If an employee, by lack of care, causes loss to his employer, I do not think that it should be presumed that the employee will be liable, and I do not think that we should look at decisions on other employment contracts for the answer. We should look at the hiring to see what was said and at the circumstances to see what might properly be implied. It follows that this employment and this error must be looked at to see what terms were in the contract and whether they were breached. [Emphasis added.]

[63]          In addition, it would make no economic sense to require both the employer and the employee to obtain and maintain insurance coverage.  An approach that promotes double insurance – even assuming such insurance would be available to every employee – has no social utility: see London Drugs at p. 387. 

[64]          Finally, as I have already noted, a determination that, in the ordinary course, employees are not liable to indemnify employers for ordinary negligence, accords with practice or legislation in many other jurisdictions that have already abolished the right of insurers to subrogate against employees under general liability policies.  

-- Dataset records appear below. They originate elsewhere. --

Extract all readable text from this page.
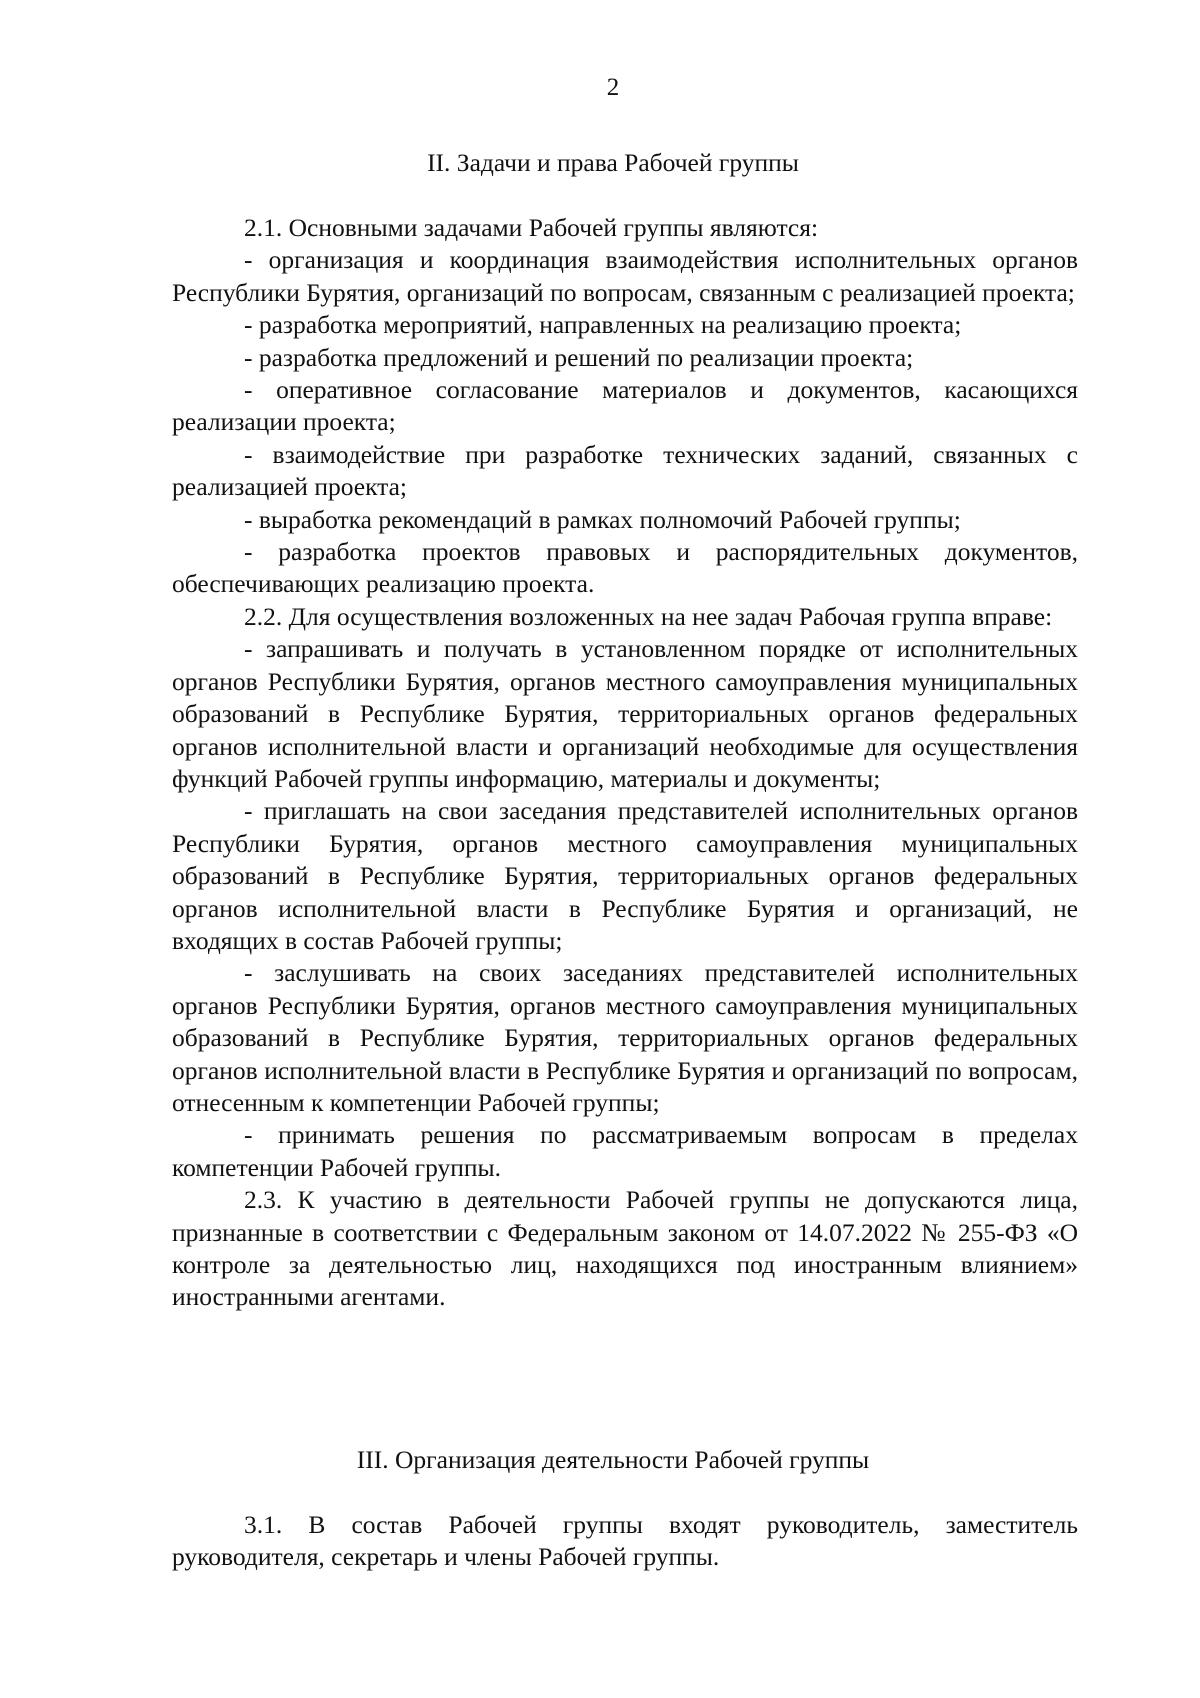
2
II. Задачи и права Рабочей группы

2.1. Основными задачами Рабочей группы являются:

- организация и координация взаимодействия исполнительных органов Республики Бурятия, организаций по вопросам, связанным с реализацией проекта;

- разработка мероприятий, направленных на реализацию проекта;

- разработка предложений и решений по реализации проекта;

- оперативное согласование материалов и документов, касающихся реализации проекта;

- взаимодействие при разработке технических заданий, связанных с реализацией проекта;

- выработка рекомендаций в рамках полномочий Рабочей группы;

- разработка проектов правовых и распорядительных документов, обеспечивающих реализацию проекта.

2.2. Для осуществления возложенных на нее задач Рабочая группа вправе:

- запрашивать и получать в установленном порядке от исполнительных органов Республики Бурятия, органов местного самоуправления муниципальных образований в Республике Бурятия, территориальных органов федеральных органов исполнительной власти и организаций необходимые для осуществления функций Рабочей группы информацию, материалы и документы;

- приглашать на свои заседания представителей исполнительных органов Республики Бурятия, органов местного самоуправления муниципальных образований в Республике Бурятия, территориальных органов федеральных органов исполнительной власти в Республике Бурятия и организаций, не входящих в состав Рабочей группы;

- заслушивать на своих заседаниях представителей исполнительных органов Республики Бурятия, органов местного самоуправления муниципальных образований в Республике Бурятия, территориальных органов федеральных органов исполнительной власти в Республике Бурятия и организаций по вопросам, отнесенным к компетенции Рабочей группы;

- принимать решения по рассматриваемым вопросам в пределах компетенции Рабочей группы.

2.3. К участию в деятельности Рабочей группы не допускаются лица, признанные в соответствии с Федеральным законом от 14.07.2022 № 255-ФЗ «О контроле за деятельностью лиц, находящихся под иностранным влиянием» иностранными агентами.

III. Организация деятельности Рабочей группы

3.1. В состав Рабочей группы входят руководитель, заместитель руководителя, секретарь и члены Рабочей группы.
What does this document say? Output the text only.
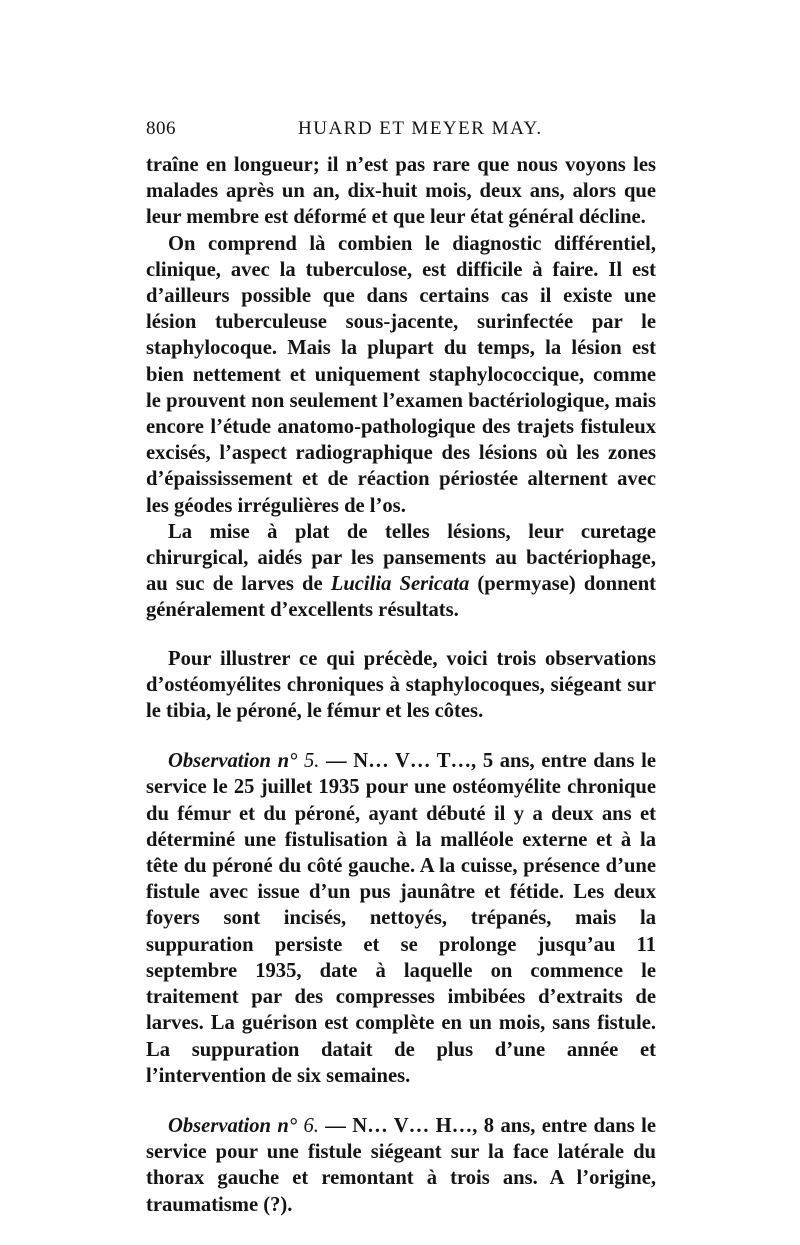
806	HUARD ET MEYER MAY.

traîne en longueur; il n’est pas rare que nous voyons les malades après un an, dix-huit mois, deux ans, alors que leur membre est déformé et que leur état général décline.

On comprend là combien le diagnostic différentiel, clinique, avec la tuberculose, est difficile à faire. Il est d’ailleurs possible que dans certains cas il existe une lésion tuberculeuse sous-jacente, surinfectée par le staphylocoque. Mais la plupart du temps, la lésion est bien nettement et uniquement staphylococcique, comme le prouvent non seulement l’examen bactériologique, mais encore l’étude anatomo-pathologique des trajets fistuleux excisés, l’aspect radiographique des lésions où les zones d’épaississement et de réaction périostée alternent avec les géodes irrégulières de l’os.

La mise à plat de telles lésions, leur curetage chirurgical, aidés par les pansements au bactériophage, au suc de larves de Lucilia Sericata (permyase) donnent généralement d’excellents résultats.

Pour illustrer ce qui précède, voici trois observations d’ostéomyélites chroniques à staphylocoques, siégeant sur le tibia, le péroné, le fémur et les côtes.

Observation n° 5. — N… V… T…, 5 ans, entre dans le service le 25 juillet 1935 pour une ostéomyélite chronique du fémur et du péroné, ayant débuté il y a deux ans et déterminé une fistulisation à la malléole externe et à la tête du péroné du côté gauche. A la cuisse, présence d’une fistule avec issue d’un pus jaunâtre et fétide. Les deux foyers sont incisés, nettoyés, trépanés, mais la suppuration persiste et se prolonge jusqu’au 11 septembre 1935, date à laquelle on commence le traitement par des compresses imbibées d’extraits de larves. La guérison est complète en un mois, sans fistule. La suppuration datait de plus d’une année et l’intervention de six semaines.

Observation n° 6. — N… V… H…, 8 ans, entre dans le service pour une fistule siégeant sur la face latérale du thorax gauche et remontant à trois ans. A l’origine, traumatisme (?).
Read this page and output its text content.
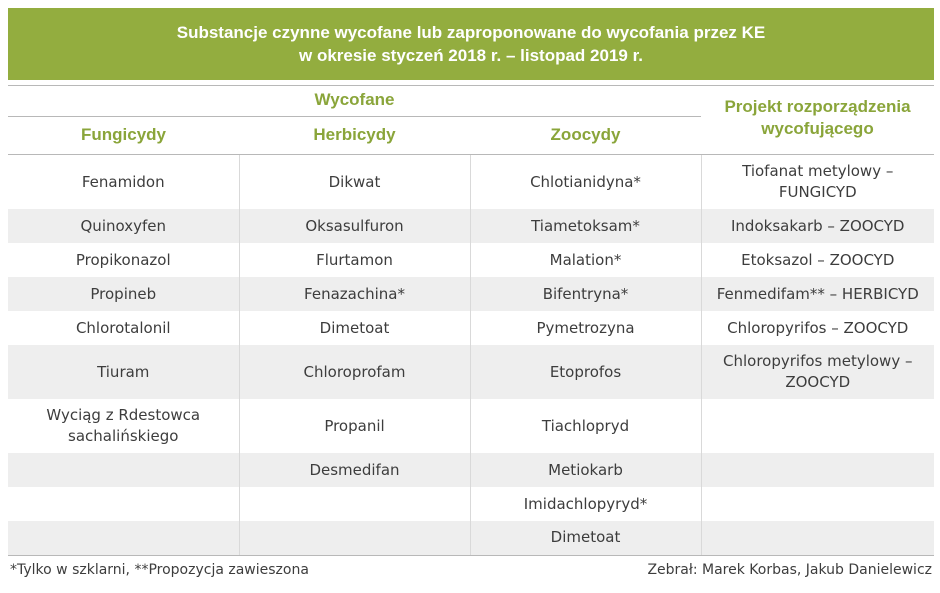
Substancje czynne wycofane lub zaproponowane do wycofania przez KE
w okresie styczeń 2018 r. – listopad 2019 r.
Wycofane
Fungicydy	Herbicydy	Zoocydy
Projekt rozporządzenia
wycofującego
Fenamidon	Dikwat	Chlotianidyna*	Tiofanat metylowy – FUNGICYD
Quinoxyfen	Oksasulfuron	Tiametoksam*	Indoksakarb – ZOOCYD
Propikonazol	Flurtamon	Malation*	Etoksazol – ZOOCYD
Propineb	Fenazachina*	Bifentryna*	Fenmedifam** – HERBICYD
Chlorotalonil	Dimetoat	Pymetrozyna	Chloropyrifos – ZOOCYD
Tiuram	Chloroprofam	Etoprofos	Chloropyrifos metylowy – ZOOCYD
Wyciąg z Rdestowca sachalińskiego	Propanil	Tiachlopryd	
	Desmedifan	Metiokarb	
		Imidachlopyryd*	
		Dimetoat	
*Tylko w szklarni, **Propozycja zawieszona	Zebrał: Marek Korbas, Jakub Danielewicz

[65]          Accordingly, in addition to my conclusion at the first stage of the Anns test that the parties’ relationship lacks the necessary proximity, I would also conclude that the residual policy considerations at the second stage of the Anns analysis weigh against the imposition of a duty of care.  In coming to this conclusion, I observe that the result could be different if the loss is occasioned by negligence outside the parties’ reasonable expectations, such as one caused by an intentional tort or wilful misconduct on the respondent’s part.  London Drugs also references “gross negligence”, a concept I would leave for discussion in another case where it is raised by the particular facts.  Finally, the result may be different in other situations, such as if the negligence involved a vehicular accident, where different considerations may apply between insurers and, as well, if the defendant had been from a profession where, as the Lister Committee said, “it is accepted prudence” to purchase insurance (Gardiner at 655).